Все двадцать пять лет я записывал сны, и начал это делать из-за слежки на строгом режиме. Пишешь себе, пишешь, а если интересуются, не запрещенное ли, показываешь: вот, сонник. Дневники у таких, как я, отбирали, читали, приписывали какие-нибудь новые мотивы и судили заново. Меня же просто считали сумасшедшим, который сидит на койке с закрытыми глазами и силится вспомнить, что видел ночью. Соседи либо считали так же, либо понимающе кивали головой. Вторых я учил конспирации, поэтому вопросов, зачем сшивать двадцать шестнадцатистраничных тетрадей в один том, у них не возникало.
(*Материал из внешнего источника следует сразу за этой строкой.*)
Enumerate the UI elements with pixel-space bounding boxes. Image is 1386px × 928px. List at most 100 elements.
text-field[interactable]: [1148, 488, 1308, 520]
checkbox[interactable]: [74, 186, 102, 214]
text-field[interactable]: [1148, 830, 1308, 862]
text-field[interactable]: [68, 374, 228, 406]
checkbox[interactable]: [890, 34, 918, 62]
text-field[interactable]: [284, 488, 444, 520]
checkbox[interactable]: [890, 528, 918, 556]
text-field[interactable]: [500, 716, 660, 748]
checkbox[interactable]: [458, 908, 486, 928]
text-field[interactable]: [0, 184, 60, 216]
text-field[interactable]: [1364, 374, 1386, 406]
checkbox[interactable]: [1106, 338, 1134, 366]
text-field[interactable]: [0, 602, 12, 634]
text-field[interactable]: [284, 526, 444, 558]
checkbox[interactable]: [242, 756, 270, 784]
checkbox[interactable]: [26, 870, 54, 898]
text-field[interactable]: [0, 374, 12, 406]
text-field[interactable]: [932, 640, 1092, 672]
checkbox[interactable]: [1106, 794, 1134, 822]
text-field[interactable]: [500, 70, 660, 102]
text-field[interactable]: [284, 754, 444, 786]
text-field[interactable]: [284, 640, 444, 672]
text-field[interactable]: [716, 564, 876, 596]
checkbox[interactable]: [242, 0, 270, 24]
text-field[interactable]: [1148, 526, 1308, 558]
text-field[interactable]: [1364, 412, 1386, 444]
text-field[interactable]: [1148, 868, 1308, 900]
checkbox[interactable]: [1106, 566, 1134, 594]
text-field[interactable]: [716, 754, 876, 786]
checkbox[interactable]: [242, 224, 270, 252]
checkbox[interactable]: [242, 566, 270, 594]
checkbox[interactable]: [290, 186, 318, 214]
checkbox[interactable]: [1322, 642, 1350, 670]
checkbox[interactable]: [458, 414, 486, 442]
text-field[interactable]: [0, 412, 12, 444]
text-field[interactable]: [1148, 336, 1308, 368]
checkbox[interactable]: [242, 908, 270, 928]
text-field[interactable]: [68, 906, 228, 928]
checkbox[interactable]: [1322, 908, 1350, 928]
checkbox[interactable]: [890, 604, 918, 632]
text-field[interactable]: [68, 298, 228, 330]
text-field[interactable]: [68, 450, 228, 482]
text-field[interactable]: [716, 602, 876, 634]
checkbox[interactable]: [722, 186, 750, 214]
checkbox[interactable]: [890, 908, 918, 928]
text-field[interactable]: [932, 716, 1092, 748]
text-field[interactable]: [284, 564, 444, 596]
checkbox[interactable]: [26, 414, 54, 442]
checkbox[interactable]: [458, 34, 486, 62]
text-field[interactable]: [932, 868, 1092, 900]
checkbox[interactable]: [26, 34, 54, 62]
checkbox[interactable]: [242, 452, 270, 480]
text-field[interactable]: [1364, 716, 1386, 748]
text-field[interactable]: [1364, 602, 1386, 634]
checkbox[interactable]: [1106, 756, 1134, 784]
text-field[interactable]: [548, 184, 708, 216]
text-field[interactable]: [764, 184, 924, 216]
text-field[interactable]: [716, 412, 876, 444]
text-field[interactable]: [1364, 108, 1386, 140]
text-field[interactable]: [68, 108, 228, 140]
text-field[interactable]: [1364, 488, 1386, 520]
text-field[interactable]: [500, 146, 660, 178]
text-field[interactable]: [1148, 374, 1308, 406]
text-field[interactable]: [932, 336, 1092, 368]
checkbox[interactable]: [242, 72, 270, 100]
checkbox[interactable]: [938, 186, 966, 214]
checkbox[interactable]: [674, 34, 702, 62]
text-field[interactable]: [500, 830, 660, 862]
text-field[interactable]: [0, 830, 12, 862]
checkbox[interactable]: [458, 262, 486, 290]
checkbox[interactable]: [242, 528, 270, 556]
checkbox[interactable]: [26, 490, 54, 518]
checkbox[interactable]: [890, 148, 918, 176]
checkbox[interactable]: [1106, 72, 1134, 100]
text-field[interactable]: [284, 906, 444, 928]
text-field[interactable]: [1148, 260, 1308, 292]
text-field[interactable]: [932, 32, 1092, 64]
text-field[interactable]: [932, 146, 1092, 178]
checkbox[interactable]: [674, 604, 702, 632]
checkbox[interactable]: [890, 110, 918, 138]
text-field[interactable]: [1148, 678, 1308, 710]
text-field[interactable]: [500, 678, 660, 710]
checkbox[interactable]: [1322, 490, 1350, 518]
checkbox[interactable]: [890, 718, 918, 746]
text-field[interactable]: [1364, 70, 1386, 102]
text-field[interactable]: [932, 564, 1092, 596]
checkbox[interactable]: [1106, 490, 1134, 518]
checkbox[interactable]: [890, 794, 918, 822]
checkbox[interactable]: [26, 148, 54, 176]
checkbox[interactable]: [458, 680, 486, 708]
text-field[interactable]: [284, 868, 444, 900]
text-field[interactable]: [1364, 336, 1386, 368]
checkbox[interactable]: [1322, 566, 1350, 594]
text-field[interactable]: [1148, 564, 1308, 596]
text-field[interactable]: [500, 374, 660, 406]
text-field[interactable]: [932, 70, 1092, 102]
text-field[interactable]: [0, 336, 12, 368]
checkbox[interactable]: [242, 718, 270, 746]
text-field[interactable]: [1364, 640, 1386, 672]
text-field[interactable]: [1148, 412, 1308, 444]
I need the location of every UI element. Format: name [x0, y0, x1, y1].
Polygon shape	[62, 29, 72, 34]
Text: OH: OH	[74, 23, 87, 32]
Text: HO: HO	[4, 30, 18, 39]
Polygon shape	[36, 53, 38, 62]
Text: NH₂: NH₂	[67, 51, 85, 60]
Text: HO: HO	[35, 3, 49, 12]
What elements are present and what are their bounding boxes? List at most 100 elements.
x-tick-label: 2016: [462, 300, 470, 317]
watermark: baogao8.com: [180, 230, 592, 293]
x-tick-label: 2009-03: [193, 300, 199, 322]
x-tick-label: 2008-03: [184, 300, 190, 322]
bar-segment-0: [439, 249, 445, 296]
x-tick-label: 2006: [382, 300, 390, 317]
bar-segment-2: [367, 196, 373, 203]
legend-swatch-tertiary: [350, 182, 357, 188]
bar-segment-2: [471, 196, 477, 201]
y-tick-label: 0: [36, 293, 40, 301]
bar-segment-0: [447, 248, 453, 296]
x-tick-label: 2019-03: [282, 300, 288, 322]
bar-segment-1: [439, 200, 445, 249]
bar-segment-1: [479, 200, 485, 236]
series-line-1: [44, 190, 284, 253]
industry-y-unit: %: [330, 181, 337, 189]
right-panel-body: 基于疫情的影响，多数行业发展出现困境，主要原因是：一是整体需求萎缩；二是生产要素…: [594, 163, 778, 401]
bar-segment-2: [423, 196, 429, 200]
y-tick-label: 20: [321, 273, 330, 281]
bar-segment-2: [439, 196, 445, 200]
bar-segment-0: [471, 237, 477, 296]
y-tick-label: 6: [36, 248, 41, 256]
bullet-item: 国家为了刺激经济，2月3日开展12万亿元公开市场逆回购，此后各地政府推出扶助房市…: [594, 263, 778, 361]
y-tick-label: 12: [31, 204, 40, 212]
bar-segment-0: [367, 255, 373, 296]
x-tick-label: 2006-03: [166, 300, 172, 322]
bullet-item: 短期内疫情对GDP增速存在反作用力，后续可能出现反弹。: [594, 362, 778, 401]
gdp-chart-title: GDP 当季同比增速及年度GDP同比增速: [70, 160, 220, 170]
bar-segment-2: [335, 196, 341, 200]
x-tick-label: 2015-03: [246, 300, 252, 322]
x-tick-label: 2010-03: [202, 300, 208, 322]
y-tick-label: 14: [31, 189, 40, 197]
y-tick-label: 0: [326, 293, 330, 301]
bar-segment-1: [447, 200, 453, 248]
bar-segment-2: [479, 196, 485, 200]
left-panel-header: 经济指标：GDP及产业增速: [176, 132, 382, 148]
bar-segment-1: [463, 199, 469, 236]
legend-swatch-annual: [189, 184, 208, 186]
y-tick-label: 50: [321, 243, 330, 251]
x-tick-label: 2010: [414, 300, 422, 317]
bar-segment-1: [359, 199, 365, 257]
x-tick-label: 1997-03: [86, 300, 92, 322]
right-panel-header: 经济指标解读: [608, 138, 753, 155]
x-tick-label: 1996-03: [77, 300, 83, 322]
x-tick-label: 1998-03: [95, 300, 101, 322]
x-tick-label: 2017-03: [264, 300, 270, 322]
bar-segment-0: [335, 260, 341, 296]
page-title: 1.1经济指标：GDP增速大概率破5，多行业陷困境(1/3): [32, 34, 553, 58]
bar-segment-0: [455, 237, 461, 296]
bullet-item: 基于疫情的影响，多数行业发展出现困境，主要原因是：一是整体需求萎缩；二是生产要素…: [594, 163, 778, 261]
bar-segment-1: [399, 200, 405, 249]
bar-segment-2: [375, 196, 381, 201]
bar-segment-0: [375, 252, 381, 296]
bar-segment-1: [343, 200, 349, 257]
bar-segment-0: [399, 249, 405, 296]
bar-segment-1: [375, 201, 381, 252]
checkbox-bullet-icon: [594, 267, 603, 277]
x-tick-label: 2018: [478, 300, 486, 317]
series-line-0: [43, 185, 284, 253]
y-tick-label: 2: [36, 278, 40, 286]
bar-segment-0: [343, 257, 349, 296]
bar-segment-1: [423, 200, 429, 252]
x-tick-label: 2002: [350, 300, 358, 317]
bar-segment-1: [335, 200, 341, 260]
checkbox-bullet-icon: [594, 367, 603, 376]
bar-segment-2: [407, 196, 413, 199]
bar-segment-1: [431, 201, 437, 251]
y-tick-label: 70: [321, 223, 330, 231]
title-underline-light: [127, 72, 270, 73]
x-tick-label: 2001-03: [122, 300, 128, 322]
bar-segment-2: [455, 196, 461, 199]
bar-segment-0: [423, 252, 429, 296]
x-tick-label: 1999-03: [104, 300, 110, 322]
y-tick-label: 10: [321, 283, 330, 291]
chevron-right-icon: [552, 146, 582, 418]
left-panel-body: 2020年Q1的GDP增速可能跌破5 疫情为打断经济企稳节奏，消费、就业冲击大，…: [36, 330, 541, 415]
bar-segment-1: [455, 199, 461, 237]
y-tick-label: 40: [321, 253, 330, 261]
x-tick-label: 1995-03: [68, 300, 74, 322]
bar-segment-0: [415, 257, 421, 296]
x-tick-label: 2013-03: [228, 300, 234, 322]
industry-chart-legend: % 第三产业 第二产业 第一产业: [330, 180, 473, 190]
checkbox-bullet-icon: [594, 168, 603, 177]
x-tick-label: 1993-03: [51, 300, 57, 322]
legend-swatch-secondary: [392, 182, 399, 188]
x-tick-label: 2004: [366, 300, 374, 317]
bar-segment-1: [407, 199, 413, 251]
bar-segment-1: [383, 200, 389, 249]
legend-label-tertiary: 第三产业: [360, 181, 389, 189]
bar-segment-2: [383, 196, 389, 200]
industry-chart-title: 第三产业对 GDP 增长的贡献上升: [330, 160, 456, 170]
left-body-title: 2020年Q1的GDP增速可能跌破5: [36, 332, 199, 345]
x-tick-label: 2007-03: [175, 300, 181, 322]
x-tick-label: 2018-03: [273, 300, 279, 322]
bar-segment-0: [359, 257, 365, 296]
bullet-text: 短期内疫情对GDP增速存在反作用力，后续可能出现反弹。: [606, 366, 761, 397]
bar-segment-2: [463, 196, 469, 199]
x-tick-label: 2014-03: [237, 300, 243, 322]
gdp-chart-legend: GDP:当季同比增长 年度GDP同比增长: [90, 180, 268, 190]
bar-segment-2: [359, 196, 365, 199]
Довольно скоро я научился воспроизводить сны со всеми их подробностями, даже спустя часы после пробуждения, и зарисовывал некоторые из них, хотя это было не обязательно – к тому времени я уже не просто не верил снам, а даже не размышлял о них. Гораздо важнее было спрятать внутрь них то, что я помнил по-настоящему. Сделать это было необходимо, потому что механический труд – изобретать и конструировать, то, что я желал больше всего, мне не разрешили – отуплял, и как я ни сопротивлялся, все же утратил вкус к выдумыванию разных механизмов и вдобавок j’ai oublie le frangais. Когда твои чувства отсекаются, как члены тела топором, – худшая из пыток. Из моих прежних ощущений осталось лишь видение себя точкой, перемещающейся в карте, и я по-прежнему безошибочно определял, где нахожусь, и ни разу не заблудился в предгорьях, как бы далеко ни ходил.
Я не хотел встречаться с соседями по неволе, только переписывался и до конца опасался, что сероликие не оставят меня в покое. Когда приезжали гости, называвшиеся историками, я прятался, уходил к холмам и ложился лицом в траву. Однажды не успел и занавесился платьем – гостья решила, что клочкобородый дед в вязаном свитере с нелепыми узорами просто сошел с ума – а я заслонился от зарева, которое становилось невыносимым, когда приближались они. Сначала я думал, что мне мстят за отца, затем – за предательство, за восстание и свитки, найденные в шахте, но в конце концов понял, что меня не преследуют, а ведут.